We thank our colleagues for critical reading of the manuscript and Prof. Annette Gouw for help and suggestions on histological analysis. J.W.J. is supported by Vidi Grant 016.126.338 from The Netherlands Organization for Scientific Research, Grant WO 11-67 from the Dutch Digestive Foundation, and Grant 2012.00.1537 from the Dutch Diabetes Foundation. M.D. is funded by Grants 512354, 632886, and 1043199 from the National Health and Medical Research Council of Australia Project. R.M.E. is an Investigator of the Howard Hughes Medical Institute at the Salk Institute, holds the March of Dimes Chair in Molecular and Developmental Biology, and is supported by NIH Grants DK057978, DK090962, HL088093, HL105278, and ES010337, by the Glenn Foundation for Medical Research, by Grant 2012-PG-MED002 from the Leona M. and Harry B. Helmsley Charitable Trust, grants from Steven and Lisa Altman, and by a grant from Steven Kirsch.

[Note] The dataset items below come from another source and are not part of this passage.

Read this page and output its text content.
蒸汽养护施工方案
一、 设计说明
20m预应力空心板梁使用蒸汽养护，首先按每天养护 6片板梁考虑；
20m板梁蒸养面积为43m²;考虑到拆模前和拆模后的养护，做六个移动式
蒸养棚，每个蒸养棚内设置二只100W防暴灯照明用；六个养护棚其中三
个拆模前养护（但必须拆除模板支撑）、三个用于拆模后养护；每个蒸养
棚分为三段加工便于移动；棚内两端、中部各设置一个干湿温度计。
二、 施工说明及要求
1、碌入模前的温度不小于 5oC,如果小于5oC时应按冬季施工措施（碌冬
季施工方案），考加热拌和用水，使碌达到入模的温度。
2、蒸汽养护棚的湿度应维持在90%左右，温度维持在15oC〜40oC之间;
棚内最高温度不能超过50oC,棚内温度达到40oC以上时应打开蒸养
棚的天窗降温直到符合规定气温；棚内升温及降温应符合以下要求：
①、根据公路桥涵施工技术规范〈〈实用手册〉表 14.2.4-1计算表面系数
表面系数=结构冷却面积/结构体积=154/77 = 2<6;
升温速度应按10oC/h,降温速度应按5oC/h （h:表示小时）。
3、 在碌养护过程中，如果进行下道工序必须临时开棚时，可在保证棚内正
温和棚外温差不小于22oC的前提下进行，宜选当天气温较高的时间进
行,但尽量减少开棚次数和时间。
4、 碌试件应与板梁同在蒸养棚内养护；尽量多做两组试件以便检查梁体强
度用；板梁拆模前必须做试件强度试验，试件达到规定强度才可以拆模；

This work also was supported by Salk Institute Cancer Center core facilities funded by National Cancer Institute Grant CA014195.

Footnotes

Conflict of interest statement: The FGF molecules and related methods of use reported in this study are covered in the following published patent applications and counterparts that derive priority: (i) PCT/US2011/032848, held by R.M.E., M.D., J.W.J., and Jae Myoung Suh (handled by the Salk Institute Office of Technology Development); (ii) PCT/US2013/044589, held by Moosa Mohammadi, Regina Goetz, R.M.E., M.D., and Jae Myoung Suh (handled by the New York University Office of Industrial Liaison/Technology Transfer); (iii) PCT/US2013/044594, held by Moosa Mohammadi, Regina Goetz, R.M.E., M.D., and Jae Myoung Suh (handled by the New York University Office of Industrial Liaison/Technology Transfer); and (iv) PCT/US2013/044592, held by Moosa Mohammadi and Regina Goetz (handled by the New York University Office of Industrial Liaison/Technology Transfer).

This article contains supporting information online at www.pnas.org/lookup/suppl/doi:10.1073/pnas.1525093113/-/DCSupplemental.